11. The information processing apparatus according to claim 2, further comprising
a determination unit that determines whether a store contractor that receives a store fee borne by the store in the transaction from the store is the same as or different from an issuer that provides the payment tool to the customer,
wherein when the store contractor that receives the store fee borne by the store in the transaction from the store is the same as the issuer of the payment tool, the value calculation unit calculates the value based on the store fee and the processing cost.
12. The information processing apparatus according to claim 11, wherein the store fee information is information indicating a percentage of the store fee to the transaction amount.
13. An information processing method performed by a computer, the information processing method comprising:
a transaction information acquisition step of the computer acquiring transaction information from a transmission source of the transaction information, the transaction information including store information that is identification information of a store where a customer makes a transaction, payment tool identification information for identifying a payment tool used by the customer in the transaction, and amount information that is information on a transaction amount in the transaction;
a fee information acquisition step of the computer acquiring issuer fee information that is information for calculating an issuer fee paid to an issuer that provides the payment tool to the customer due to use of the payment tool in the transaction;
a cost information acquisition step of the computer acquiring information indicating a processing cost for the issuer to process the transaction from the issuer;
a fee calculation step of the computer identifying the issuer of the payment tool used in the transaction based on the payment tool identification information included in the transaction information, and calculating the issuer fee based on the issuer fee information of the identified issuer and the transaction information; and
a value calculation step of the computer calculating a value that can be returned to the customer based on the issuer fee calculated in the fee calculation step and the processing cost acquired in the cost information acquisition step.

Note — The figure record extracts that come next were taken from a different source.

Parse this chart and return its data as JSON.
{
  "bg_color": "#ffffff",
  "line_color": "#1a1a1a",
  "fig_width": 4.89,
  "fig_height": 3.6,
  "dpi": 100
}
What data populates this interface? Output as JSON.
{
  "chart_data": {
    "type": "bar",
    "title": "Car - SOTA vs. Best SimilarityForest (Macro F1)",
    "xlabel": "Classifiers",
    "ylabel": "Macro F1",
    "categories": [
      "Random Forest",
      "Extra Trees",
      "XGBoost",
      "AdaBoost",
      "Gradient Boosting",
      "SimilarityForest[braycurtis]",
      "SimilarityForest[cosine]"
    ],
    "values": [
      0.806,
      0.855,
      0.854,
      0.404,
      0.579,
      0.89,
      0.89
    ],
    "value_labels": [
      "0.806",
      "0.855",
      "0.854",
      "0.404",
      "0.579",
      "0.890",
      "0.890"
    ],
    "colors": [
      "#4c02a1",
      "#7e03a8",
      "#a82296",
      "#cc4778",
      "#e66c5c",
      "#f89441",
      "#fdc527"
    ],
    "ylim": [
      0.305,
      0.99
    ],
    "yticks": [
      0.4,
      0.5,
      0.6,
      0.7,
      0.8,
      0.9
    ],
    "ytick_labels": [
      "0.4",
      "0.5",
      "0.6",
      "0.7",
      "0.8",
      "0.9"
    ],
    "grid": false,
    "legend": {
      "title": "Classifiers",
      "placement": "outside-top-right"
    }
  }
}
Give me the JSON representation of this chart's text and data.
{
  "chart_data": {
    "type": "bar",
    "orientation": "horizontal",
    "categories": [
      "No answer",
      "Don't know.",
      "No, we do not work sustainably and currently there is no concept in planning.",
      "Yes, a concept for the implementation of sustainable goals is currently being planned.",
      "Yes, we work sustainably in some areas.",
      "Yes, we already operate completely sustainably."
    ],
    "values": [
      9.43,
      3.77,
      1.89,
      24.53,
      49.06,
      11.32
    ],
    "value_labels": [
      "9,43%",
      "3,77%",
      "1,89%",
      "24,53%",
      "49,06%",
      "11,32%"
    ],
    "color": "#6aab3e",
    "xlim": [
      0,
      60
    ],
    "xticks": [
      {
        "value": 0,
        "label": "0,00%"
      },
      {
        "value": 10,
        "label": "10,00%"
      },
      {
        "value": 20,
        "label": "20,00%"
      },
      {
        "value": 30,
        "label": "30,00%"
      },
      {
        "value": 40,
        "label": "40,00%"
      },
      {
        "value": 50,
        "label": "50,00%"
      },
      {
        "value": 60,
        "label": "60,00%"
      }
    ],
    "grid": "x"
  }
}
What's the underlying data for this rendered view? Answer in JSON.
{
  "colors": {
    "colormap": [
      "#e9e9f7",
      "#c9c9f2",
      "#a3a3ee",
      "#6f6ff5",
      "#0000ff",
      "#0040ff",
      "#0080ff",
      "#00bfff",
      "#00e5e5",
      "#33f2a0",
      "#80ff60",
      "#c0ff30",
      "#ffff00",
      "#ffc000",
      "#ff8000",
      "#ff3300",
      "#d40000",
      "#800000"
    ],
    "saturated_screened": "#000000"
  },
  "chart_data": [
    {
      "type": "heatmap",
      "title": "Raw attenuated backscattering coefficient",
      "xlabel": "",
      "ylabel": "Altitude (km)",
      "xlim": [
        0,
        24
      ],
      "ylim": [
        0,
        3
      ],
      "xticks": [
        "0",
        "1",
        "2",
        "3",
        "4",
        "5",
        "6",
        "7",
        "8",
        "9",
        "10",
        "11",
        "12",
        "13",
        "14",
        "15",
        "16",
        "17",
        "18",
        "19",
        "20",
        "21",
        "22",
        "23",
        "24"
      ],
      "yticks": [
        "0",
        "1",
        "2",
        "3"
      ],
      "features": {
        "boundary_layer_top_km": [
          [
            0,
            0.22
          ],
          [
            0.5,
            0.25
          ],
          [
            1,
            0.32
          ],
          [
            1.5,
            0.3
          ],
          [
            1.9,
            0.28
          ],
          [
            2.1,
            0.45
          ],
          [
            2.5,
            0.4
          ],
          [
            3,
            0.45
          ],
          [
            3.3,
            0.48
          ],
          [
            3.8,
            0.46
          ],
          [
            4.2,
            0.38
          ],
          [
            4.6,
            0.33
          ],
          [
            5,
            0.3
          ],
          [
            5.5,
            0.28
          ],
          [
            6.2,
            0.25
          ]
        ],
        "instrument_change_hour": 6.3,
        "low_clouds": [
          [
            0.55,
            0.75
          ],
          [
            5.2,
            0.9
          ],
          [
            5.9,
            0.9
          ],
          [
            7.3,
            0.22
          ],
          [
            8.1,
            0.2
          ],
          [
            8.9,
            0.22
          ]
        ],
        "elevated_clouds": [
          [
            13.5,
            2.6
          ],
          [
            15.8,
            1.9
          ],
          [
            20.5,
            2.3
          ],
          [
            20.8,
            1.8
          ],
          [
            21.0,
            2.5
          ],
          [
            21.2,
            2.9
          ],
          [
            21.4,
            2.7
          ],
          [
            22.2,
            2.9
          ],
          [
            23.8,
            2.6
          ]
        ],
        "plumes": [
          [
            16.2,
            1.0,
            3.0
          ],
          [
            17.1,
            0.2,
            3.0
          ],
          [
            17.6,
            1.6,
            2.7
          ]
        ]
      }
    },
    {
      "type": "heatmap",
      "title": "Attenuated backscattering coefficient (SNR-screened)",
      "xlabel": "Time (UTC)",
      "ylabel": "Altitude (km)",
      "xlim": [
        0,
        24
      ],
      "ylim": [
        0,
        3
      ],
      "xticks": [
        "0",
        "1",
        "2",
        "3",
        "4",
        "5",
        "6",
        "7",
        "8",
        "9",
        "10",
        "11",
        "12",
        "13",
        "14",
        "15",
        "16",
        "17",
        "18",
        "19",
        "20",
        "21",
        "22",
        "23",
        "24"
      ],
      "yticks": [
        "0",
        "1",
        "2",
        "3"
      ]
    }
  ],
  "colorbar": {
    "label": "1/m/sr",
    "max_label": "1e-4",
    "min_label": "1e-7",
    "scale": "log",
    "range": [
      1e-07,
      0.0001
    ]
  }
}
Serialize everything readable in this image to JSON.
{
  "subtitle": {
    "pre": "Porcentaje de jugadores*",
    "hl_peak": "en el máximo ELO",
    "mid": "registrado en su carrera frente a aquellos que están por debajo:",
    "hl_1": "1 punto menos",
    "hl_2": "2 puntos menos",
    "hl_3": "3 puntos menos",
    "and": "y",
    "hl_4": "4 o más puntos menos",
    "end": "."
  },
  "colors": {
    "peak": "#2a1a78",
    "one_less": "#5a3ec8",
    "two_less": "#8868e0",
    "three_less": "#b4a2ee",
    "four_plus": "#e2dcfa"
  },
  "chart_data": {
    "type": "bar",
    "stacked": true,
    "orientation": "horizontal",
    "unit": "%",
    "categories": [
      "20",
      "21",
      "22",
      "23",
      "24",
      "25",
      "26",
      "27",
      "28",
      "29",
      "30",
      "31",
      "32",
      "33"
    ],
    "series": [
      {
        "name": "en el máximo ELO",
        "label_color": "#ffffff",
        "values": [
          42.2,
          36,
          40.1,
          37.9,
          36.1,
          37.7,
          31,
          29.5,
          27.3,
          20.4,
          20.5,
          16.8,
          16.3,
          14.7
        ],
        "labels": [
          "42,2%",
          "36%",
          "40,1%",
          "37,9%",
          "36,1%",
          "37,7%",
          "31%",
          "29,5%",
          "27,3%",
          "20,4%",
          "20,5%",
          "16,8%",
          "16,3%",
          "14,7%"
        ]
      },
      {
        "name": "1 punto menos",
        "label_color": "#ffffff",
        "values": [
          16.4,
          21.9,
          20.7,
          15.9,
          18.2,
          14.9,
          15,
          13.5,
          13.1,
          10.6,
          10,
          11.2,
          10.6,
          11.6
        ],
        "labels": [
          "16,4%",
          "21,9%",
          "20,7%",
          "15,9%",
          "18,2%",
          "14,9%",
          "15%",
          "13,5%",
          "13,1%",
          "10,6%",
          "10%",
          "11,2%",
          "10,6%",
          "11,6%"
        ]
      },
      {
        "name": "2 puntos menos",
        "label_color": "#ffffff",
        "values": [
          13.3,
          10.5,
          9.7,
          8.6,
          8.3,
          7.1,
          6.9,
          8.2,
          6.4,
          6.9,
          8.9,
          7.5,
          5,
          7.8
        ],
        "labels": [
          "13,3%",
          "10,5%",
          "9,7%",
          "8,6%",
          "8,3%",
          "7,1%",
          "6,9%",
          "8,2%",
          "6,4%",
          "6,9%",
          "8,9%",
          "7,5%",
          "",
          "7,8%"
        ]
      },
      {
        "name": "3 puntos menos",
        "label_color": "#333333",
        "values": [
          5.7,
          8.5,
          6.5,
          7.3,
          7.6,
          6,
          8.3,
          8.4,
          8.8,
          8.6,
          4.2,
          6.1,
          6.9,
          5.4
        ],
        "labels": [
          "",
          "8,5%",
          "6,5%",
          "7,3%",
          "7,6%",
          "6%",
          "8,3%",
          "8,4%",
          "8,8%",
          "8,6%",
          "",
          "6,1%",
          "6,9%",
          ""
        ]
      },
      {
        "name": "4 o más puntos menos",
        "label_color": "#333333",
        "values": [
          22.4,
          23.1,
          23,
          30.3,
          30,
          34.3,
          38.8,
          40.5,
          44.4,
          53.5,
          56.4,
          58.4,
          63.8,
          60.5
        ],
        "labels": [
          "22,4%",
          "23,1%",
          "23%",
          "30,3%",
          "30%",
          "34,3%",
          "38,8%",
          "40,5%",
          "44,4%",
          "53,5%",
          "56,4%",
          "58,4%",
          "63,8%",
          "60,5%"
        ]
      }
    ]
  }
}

14. An information processing method performed by a computer, the information processing method comprising:
a transaction information acquisition step of the computer acquiring transaction information from a transmission source of the transaction information, the transaction information including store information that is identification information of a store where a customer makes a transaction, payment tool identification information for identifying a payment tool used by the customer in the transaction, and amount information that is information on a transaction amount in the transaction;
a fee information acquisition step of the computer acquiring store fee information for calculating a store fee borne by the store in the transaction due to use of the payment tool in the transaction;
a cost information acquisition step of the computer acquiring information indicating a processing cost for a provider that provides the payment tool to the store and the customer to process the transaction from the provider,
a fee calculation step of the computer calculating the store fee based on the store fee information acquired in the fee information acquisition step and the transaction information; and
a value calculation step of the computer calculating a value that can be returned to the customer based on the store fee calculated in the fee calculation step and the processing cost acquired in the cost information acquisition step.